A few reminiscences of my work life to navigate this tension…

Development spikes

The first echo comes from my Agile software development days, when from time to time, the team would get its joker out and propose to the product owner: "we need a spike for that". A what? A spike. A time-boxed (mostly technical) exploration of a possible solution. A spike, contrary to a user story, isn’t delivering an increment, but insights.

Those spikes were attempts to breakthrough into the unknown. Yet clients were reluctant to pay for that, calling on our expertise to take the right decision at first shot.

User tests on interface mockups

The idea of experiments also calls memories from my UX design days, when I desperately tried to sell some testing of my skeletons, the clients would rather blindly believe my expertise and be seduced by some user interface skeletons.

Here again, clients were unwilling to invest in something that did not seem like a deliverable and that would bring more questions than answers, more problems than solutions.

Online marketing

That field, in which I also acted for a few years, is full of experimental mindset.
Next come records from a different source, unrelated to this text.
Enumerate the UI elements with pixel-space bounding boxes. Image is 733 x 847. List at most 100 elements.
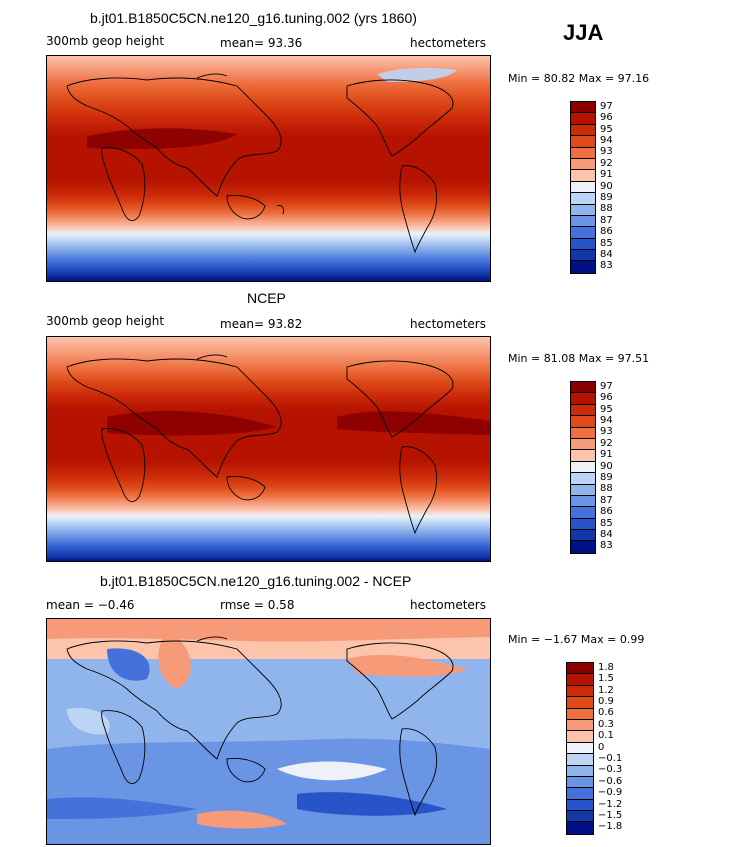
panel3-title: b.jt01.B1850C5CN.ne120_g16.tuning.002 - …	[100, 573, 412, 589]
panel3-map-svg	[47, 619, 490, 844]
colorbar-tick-label: 1.8	[598, 661, 614, 673]
colorbar-swatch	[571, 382, 595, 394]
panel2-colorbar	[570, 381, 596, 554]
colorbar-swatch	[567, 708, 593, 720]
colorbar-swatch	[571, 227, 595, 239]
colorbar-tick-label: −0.6	[598, 775, 623, 787]
colorbar-tick-label: 1.5	[598, 673, 614, 685]
colorbar-swatch	[567, 765, 593, 777]
colorbar-tick-label: 93	[600, 426, 613, 438]
colorbar-tick-label: 1.2	[598, 684, 614, 696]
coastlines	[66, 636, 454, 817]
colorbar-tick-label: 96	[600, 392, 613, 404]
colorbar-swatch	[567, 776, 593, 789]
colorbar-swatch	[571, 113, 595, 125]
panel3-rmse-label: rmse = 0.58	[220, 598, 295, 612]
panel1-minmax: Min = 80.82 Max = 97.16	[508, 72, 650, 85]
coastlines	[66, 73, 454, 254]
colorbar-swatch	[567, 822, 593, 834]
colorbar-swatch	[571, 158, 595, 171]
colorbar-tick-label: 92	[600, 157, 613, 169]
colorbar-tick-label: −0.1	[598, 752, 623, 764]
colorbar-swatch	[567, 754, 593, 766]
colorbar-swatch	[571, 193, 595, 205]
colorbar-swatch	[571, 204, 595, 216]
colorbar-swatch	[571, 404, 595, 417]
colorbar-swatch	[567, 788, 593, 800]
season-label: JJA	[563, 20, 604, 45]
colorbar-swatch	[571, 250, 595, 262]
colorbar-tick-label: 84	[600, 528, 613, 540]
colorbar-tick-label: 90	[600, 180, 613, 192]
colorbar-swatch	[567, 663, 593, 675]
panel2-variable-label: 300mb geop height	[46, 314, 165, 328]
colorbar-tick-label: 90	[600, 460, 613, 472]
panel1-colorbar	[570, 101, 596, 274]
colorbar-tick-label: 83	[600, 260, 613, 272]
colorbar-swatch	[567, 799, 593, 812]
panel1-variable-label: 300mb geop height	[46, 34, 165, 48]
colorbar-tick-label: 87	[600, 494, 613, 506]
colorbar-swatch	[571, 181, 595, 194]
colorbar-swatch	[571, 450, 595, 462]
colorbar-tick-label: 97	[600, 100, 613, 112]
colorbar-swatch	[571, 170, 595, 182]
coastlines	[66, 354, 454, 535]
colorbar-swatch	[571, 438, 595, 451]
colorbar-swatch	[571, 238, 595, 251]
colorbar-tick-label: 85	[600, 237, 613, 249]
colorbar-swatch	[571, 427, 595, 439]
colorbar-swatch	[567, 697, 593, 709]
colorbar-tick-label: −1.2	[598, 798, 623, 810]
panel3-units-label: hectometers	[410, 598, 486, 612]
colorbar-tick-label: 85	[600, 517, 613, 529]
colorbar-swatch	[571, 518, 595, 531]
panel3-map	[46, 618, 491, 845]
colorbar-tick-label: −1.8	[598, 821, 623, 833]
panel1-units-label: hectometers	[410, 36, 486, 50]
colorbar-tick-label: −0.3	[598, 764, 623, 776]
colorbar-tick-label: 93	[600, 146, 613, 158]
colorbar-swatch	[571, 461, 595, 474]
colorbar-swatch	[567, 811, 593, 823]
colorbar-tick-label: 83	[600, 540, 613, 552]
colorbar-tick-label: 0	[598, 741, 605, 753]
colorbar-tick-label: 95	[600, 123, 613, 135]
colorbar-swatch	[567, 742, 593, 755]
colorbar-tick-label: 95	[600, 403, 613, 415]
colorbar-tick-label: 91	[600, 449, 613, 461]
colorbar-swatch	[571, 102, 595, 114]
colorbar-swatch	[571, 530, 595, 542]
colorbar-swatch	[567, 685, 593, 698]
colorbar-swatch	[571, 416, 595, 428]
panel1-mean-label: mean= 93.36	[220, 36, 303, 50]
colorbar-tick-label: −1.5	[598, 809, 623, 821]
colorbar-tick-label: 92	[600, 437, 613, 449]
colorbar-swatch	[571, 393, 595, 405]
colorbar-tick-label: 86	[600, 506, 613, 518]
colorbar-swatch	[567, 731, 593, 743]
colorbar-swatch	[571, 473, 595, 485]
colorbar-swatch	[571, 507, 595, 519]
colorbar-tick-label: 0.9	[598, 695, 614, 707]
colorbar-swatch	[571, 147, 595, 159]
colorbar-tick-label: 84	[600, 248, 613, 260]
colorbar-tick-label: 91	[600, 169, 613, 181]
colorbar-tick-label: 97	[600, 380, 613, 392]
colorbar-swatch	[571, 261, 595, 273]
colorbar-tick-label: 94	[600, 134, 613, 146]
colorbar-tick-label: 94	[600, 414, 613, 426]
colorbar-swatch	[571, 136, 595, 148]
colorbar-swatch	[571, 484, 595, 496]
panel2-minmax: Min = 81.08 Max = 97.51	[508, 352, 650, 365]
panel3-minmax: Min = −1.67 Max = 0.99	[508, 633, 645, 646]
colorbar-tick-label: 0.1	[598, 730, 614, 742]
panel2-map	[46, 336, 491, 562]
colorbar-tick-label: 89	[600, 471, 613, 483]
colorbar-tick-label: 88	[600, 483, 613, 495]
panel1-map	[46, 55, 491, 282]
colorbar-tick-label: 87	[600, 214, 613, 226]
colorbar-swatch	[567, 674, 593, 686]
colorbar-tick-label: 96	[600, 112, 613, 124]
colorbar-tick-label: 86	[600, 226, 613, 238]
It’s a messy field full of tips and tricks, rumours and weird beliefs. Not a science at all.

Everyone long enough in the field thinks in experiments, forecasts success in a probabilistic manner. Many installed terms of online marketing denote the experimental nature of acting in this field: A/B testing, growth hacking, …

Holacracy Pilots

Nowadays introducing Holacracy to organizations , I have come to recognize the "power of pilots". Clients asking "Is it reversible? Until when can we decide to interrupt the process? Can we keep it an experiment and not do any promises?"
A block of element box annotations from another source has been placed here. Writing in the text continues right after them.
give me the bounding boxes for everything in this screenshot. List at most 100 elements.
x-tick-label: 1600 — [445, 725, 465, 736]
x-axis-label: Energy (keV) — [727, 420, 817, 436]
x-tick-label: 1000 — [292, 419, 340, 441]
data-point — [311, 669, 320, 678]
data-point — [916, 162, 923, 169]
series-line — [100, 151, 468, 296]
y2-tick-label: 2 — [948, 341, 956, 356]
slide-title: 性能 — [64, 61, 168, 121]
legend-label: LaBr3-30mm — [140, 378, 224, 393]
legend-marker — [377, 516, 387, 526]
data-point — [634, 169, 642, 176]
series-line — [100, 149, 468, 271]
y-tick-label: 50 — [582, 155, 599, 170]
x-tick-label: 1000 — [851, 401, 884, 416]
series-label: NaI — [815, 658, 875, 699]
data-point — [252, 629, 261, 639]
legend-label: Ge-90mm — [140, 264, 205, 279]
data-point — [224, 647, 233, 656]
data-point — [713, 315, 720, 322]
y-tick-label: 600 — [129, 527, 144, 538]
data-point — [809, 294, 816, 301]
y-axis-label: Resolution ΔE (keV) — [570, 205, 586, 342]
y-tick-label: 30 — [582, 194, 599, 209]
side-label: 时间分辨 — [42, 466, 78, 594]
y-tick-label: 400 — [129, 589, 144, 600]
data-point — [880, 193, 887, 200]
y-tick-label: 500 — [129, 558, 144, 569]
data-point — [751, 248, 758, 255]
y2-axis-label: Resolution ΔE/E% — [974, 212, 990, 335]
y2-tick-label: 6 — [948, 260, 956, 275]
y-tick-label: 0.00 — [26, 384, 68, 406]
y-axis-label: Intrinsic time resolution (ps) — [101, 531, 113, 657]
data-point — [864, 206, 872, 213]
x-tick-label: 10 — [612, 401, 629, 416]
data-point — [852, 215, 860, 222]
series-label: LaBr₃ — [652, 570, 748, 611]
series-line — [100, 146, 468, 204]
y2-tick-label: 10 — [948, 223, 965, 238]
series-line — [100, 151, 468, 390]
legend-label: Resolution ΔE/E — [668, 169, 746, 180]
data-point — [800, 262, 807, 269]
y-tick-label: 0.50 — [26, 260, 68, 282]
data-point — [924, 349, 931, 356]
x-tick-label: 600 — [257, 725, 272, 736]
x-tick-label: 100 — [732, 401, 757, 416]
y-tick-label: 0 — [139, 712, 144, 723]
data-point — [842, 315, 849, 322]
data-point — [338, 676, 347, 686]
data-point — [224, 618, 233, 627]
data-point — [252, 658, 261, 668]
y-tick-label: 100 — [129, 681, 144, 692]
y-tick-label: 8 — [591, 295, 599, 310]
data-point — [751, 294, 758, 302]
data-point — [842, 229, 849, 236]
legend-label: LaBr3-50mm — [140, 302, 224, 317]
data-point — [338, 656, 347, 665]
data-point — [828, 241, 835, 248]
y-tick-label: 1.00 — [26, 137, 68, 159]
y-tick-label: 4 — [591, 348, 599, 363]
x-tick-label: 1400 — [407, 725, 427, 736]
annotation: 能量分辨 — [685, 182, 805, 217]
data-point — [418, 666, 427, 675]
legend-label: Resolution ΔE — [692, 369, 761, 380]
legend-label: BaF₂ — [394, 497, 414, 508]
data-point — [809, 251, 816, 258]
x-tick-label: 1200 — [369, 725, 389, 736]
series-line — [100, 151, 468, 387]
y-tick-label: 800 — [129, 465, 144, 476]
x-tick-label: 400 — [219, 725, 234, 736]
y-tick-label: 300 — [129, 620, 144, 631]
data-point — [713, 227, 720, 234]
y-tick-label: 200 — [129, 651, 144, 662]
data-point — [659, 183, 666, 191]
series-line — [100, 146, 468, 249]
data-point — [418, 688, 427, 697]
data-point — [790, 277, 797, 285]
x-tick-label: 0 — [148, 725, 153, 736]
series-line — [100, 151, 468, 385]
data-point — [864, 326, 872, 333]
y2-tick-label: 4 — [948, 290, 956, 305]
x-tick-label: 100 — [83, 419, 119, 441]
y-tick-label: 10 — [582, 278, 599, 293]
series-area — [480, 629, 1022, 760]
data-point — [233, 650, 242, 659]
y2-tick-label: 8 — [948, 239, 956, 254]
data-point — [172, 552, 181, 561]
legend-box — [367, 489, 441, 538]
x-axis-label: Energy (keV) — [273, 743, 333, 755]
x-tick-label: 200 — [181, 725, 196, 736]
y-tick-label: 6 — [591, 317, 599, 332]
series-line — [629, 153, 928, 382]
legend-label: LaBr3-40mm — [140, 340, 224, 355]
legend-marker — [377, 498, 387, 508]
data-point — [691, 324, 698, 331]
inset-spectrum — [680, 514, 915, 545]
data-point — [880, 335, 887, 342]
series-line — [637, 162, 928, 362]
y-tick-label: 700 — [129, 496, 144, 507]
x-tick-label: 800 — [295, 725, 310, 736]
Here, interestingly, there seems to lie some interest in seeing that kind of change as experiments, as things we try out before we decide.

So What?

The doers know why experimenting

You can read through this short recollection that the "ones who execute" know why it’s worth experimenting. In all the situations described above, it’s the doers that wish for it.

Experimentation is a dialogue with uncertainty

At the heart of every experimentation, the same few words: "we don’t know how …", "we would like to figure out if …", "we should validate that …", … Experimenting allows exactly this: a dialogue with uncertainty. Every experimentation is a communication channel with the unknown, a probe in some remote corner of the (yet im-)possibles.

Experimenting is not toying around

Most experienced clients tended to say yes to the crucial spikes, user tests, and experiments. They also scrupulously checked what results the experiment would concretely bring, what was it that we were trying to move from "uncertain" to "tried" or even to "proven" and often challenged us on this.

Interestingly, Lean Change Management brings a nice template to formulate change experiments; a formula which covers such considerations:

We hypothesize that
by
we will
which will have
as measured by .

A formula I wish I would have had with me throughout these years.

What about adding a bit more experimentation in your worklife?